Department officials said other security measures--such as ensuring that passengers who check bags actually board their flights--would be used in conjunction with the trace detectors.

A compromise on explosive detection was necessary because Congress set an unrealistically early deadline for deployment, said Rep. John L. Mica (R-Fla.), chairman of the House transportation and infrastructure subcommittee on aviation. There wasn't enough time to build and install sufficient numbers of the more sophisticated CT scanners, he said.

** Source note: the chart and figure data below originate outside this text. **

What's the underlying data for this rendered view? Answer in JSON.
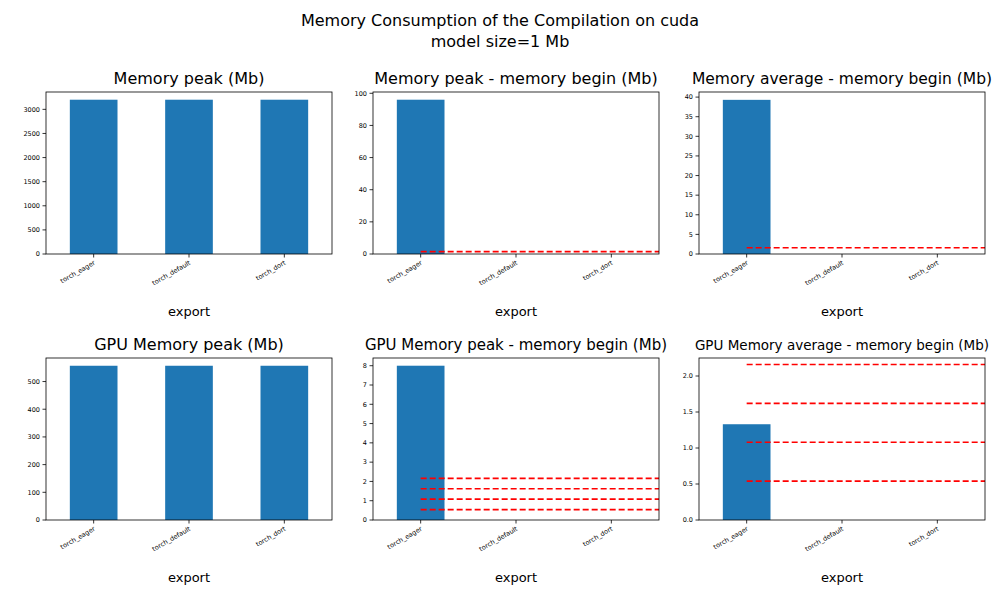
{
  "title": "Memory Consumption of the Compilation on cuda",
  "subtitle": "model size=1 Mb",
  "chart_data": [
    {
      "type": "bar",
      "title": "Memory peak (Mb)",
      "x_label": "export",
      "categories": [
        "torch_eager",
        "torch_default",
        "torch_dort"
      ],
      "values": [
        3200,
        3200,
        3200
      ],
      "color": "#1f77b4",
      "ylim": [
        0,
        3360
      ],
      "yticks": [
        0,
        500,
        1000,
        1500,
        2000,
        2500,
        3000
      ],
      "grid": false
    },
    {
      "type": "bar",
      "title": "Memory peak - memory begin (Mb)",
      "x_label": "export",
      "categories": [
        "torch_eager",
        "torch_default",
        "torch_dort"
      ],
      "values": [
        96,
        0,
        0
      ],
      "color": "#1f77b4",
      "ylim": [
        0,
        100.8
      ],
      "yticks": [
        0,
        20,
        40,
        60,
        80,
        100
      ],
      "grid": false,
      "hlines": [
        1.5
      ]
    },
    {
      "type": "bar",
      "title": "Memory average - memory begin (Mb)",
      "x_label": "export",
      "categories": [
        "torch_eager",
        "torch_default",
        "torch_dort"
      ],
      "values": [
        39.3,
        0,
        0
      ],
      "color": "#1f77b4",
      "ylim": [
        0,
        41.3
      ],
      "yticks": [
        0,
        5,
        10,
        15,
        20,
        25,
        30,
        35,
        40
      ],
      "grid": false,
      "hlines": [
        1.6
      ]
    },
    {
      "type": "bar",
      "title": "GPU Memory peak (Mb)",
      "x_label": "export",
      "categories": [
        "torch_eager",
        "torch_default",
        "torch_dort"
      ],
      "values": [
        557,
        557,
        557
      ],
      "color": "#1f77b4",
      "ylim": [
        0,
        585
      ],
      "yticks": [
        0,
        100,
        200,
        300,
        400,
        500
      ],
      "grid": false
    },
    {
      "type": "bar",
      "title": "GPU Memory peak - memory begin (Mb)",
      "x_label": "export",
      "categories": [
        "torch_eager",
        "torch_default",
        "torch_dort"
      ],
      "values": [
        8.0,
        0,
        0
      ],
      "color": "#1f77b4",
      "ylim": [
        0,
        8.4
      ],
      "yticks": [
        0,
        1,
        2,
        3,
        4,
        5,
        6,
        7,
        8
      ],
      "grid": false,
      "hlines": [
        0.54,
        1.08,
        1.62,
        2.16
      ]
    },
    {
      "type": "bar",
      "title": "GPU Memory average - memory begin (Mb)",
      "x_label": "export",
      "categories": [
        "torch_eager",
        "torch_default",
        "torch_dort"
      ],
      "values": [
        1.33,
        0,
        0
      ],
      "color": "#1f77b4",
      "ylim": [
        0,
        2.25
      ],
      "yticks": [
        {
          "value": 0,
          "label": "0.0"
        },
        {
          "value": 0.5,
          "label": "0.5"
        },
        {
          "value": 1,
          "label": "1.0"
        },
        {
          "value": 1.5,
          "label": "1.5"
        },
        {
          "value": 2,
          "label": "2.0"
        }
      ],
      "grid": false,
      "hlines": [
        0.54,
        1.08,
        1.62,
        2.16
      ]
    }
  ]
}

The Dec. 31 deadline has been controversial since Congress passed the aviation security bill in November. Critics said that moving quickly might lead to shortcuts that would weaken the new security system, and Mineta initially said that the deadline could not be met. Transportation Department Inspector General Kenneth Mead has urged Congress and the Bush administration to back away from the deadline, but neither party has wanted to be the first to budge.

"Hopefully, this will only be a temporary plan," Mica said. "It is my hope that we can get to the next generation of equipment and technology. I think that trace [detection] will give us the protection that we need in the interim, and then we can change it out later on with better technology."

Mica said it would have been a mistake to opt exclusively for CT scanners, because that technology is also likely to be overtaken by less expensive and more reliable systems.

But Laird, the aviation security consultant, noted that, in the government, temporary solutions have a way of becoming permanent. "My fear is that once they get the trace [detectors] up and in place, they will find it more difficult to come up with the money for other systems."

Because screening bags using trace detectors is more labor-intensive, estimates of the number of screeners needed nationwide have more than doubled, from 30,000 to 65,000. Mineta said that Baltimore-Washington International Airport, which the government has used as a test facility, will be the first to get a full complement of federal screeners, as government employees take over that responsibility from private contractors this summer.